Shadowing local variables is a normal and very reasonable thing which
worked perfectly and without a glitch from the Pascal up, or perhaps
even Algol, I am not quite sure, it's far far ago :) Forbidding it is
wrong, for it prevents e.g. copy/pasting small code snippets which just
happen to contain an inner variable (most typically something like for
(int i...) which just happens to be used in the code into which the
snippet goes as well. The developer is then forced to change the old and
well-tested code renaming the variable, which for one takes time which
can be used much better elsewhere, what's worse, it brings a danger the
changes would cause new bugs :(
but if the scope is lexical, then renaming the variables can be done
safe. And then suddenly people want to access variables that are hidden.
What would be the rules? make the symbol the new variable till the end
of the block and in all of its sub blocks?
Like for example
def i = 10
10.times {def i=it+i*i; assert i == it+100;}
assert i == 10
or like... a declaration of a variable makes it existing from there one:
if (true) {
def i = 10
}
assert i == 10
if (false) {
def i = 100
def j = 10
}
assert i == 10
assert j == 10 // error
there are too many possible rules to talk about.
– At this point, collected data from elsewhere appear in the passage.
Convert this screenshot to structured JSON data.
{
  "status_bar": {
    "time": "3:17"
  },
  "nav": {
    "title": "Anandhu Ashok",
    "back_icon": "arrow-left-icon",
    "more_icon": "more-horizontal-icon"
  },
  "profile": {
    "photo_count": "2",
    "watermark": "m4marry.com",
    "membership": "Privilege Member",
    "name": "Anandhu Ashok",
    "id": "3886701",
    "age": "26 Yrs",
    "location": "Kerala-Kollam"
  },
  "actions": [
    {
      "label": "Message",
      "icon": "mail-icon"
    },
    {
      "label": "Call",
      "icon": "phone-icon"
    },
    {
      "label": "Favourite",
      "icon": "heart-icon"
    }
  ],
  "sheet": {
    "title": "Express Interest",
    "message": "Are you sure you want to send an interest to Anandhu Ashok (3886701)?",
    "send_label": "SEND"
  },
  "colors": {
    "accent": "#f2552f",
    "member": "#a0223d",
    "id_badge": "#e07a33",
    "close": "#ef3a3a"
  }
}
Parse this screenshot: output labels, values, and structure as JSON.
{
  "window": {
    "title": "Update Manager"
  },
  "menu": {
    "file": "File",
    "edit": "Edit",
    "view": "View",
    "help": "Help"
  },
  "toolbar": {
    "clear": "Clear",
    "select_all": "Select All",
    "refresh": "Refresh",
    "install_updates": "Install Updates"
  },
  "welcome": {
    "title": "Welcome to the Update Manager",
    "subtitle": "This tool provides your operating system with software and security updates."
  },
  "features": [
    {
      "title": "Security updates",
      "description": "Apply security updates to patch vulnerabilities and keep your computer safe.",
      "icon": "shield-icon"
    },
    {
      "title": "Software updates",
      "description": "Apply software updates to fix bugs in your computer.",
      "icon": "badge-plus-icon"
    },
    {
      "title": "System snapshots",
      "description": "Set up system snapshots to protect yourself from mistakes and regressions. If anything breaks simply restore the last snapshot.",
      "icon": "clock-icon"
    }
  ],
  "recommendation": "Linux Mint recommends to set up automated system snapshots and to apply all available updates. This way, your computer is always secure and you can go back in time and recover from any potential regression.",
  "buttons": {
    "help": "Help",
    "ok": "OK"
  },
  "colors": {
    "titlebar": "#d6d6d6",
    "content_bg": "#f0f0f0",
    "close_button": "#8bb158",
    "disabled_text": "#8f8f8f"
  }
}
Makes no sense if I do
not know which set we are talking about now... and yes... Groovy had
something like the last one initially.... and it was driving the people mad.
Note also this creates another weird inconsistence — with the default
it, Groovy does support shadowing all right; try e.g.,
===
2.times {
println "outer it=$it"
666.each {
println "inner it=$it"
}
println "outer it back to $it, as it should!"
}
===
I'ts completely strange and counter-intuitive that soon as I use an
explicit declaration (e.g., just { int it ->, to make sure the type's
right, without touching the inner code inside of the closure), I'm SOL.
I agree, it is a bit counter-intuitive, but it is practical.
That's patently wrong. This is precisely one of those many things which
Java designers did not do right. [*]Groovy is here to fix Java design
bugs and inconveniences — if Java was perfect, after all, Groovy would
never have a reason to exist —, and it very definitely should fix this
one as well. This fix would not even break any backward compatibility;
it would simply allow code which sometimes might be highly beneficial
and so far was forbidden.
I would not say Groovy has a better design than Java. Groovy has
different design goals than Java.
But that is besides the point of if the for-loop spawns a new local
scope or not.
Quite :) That's why, in my original example, the local scope shadowed a
property and not another local variable :)
that's fine.. well actually it is not really. Not what you did, but that
it breaks the lexical scoping... a bit. and it makes the most problems.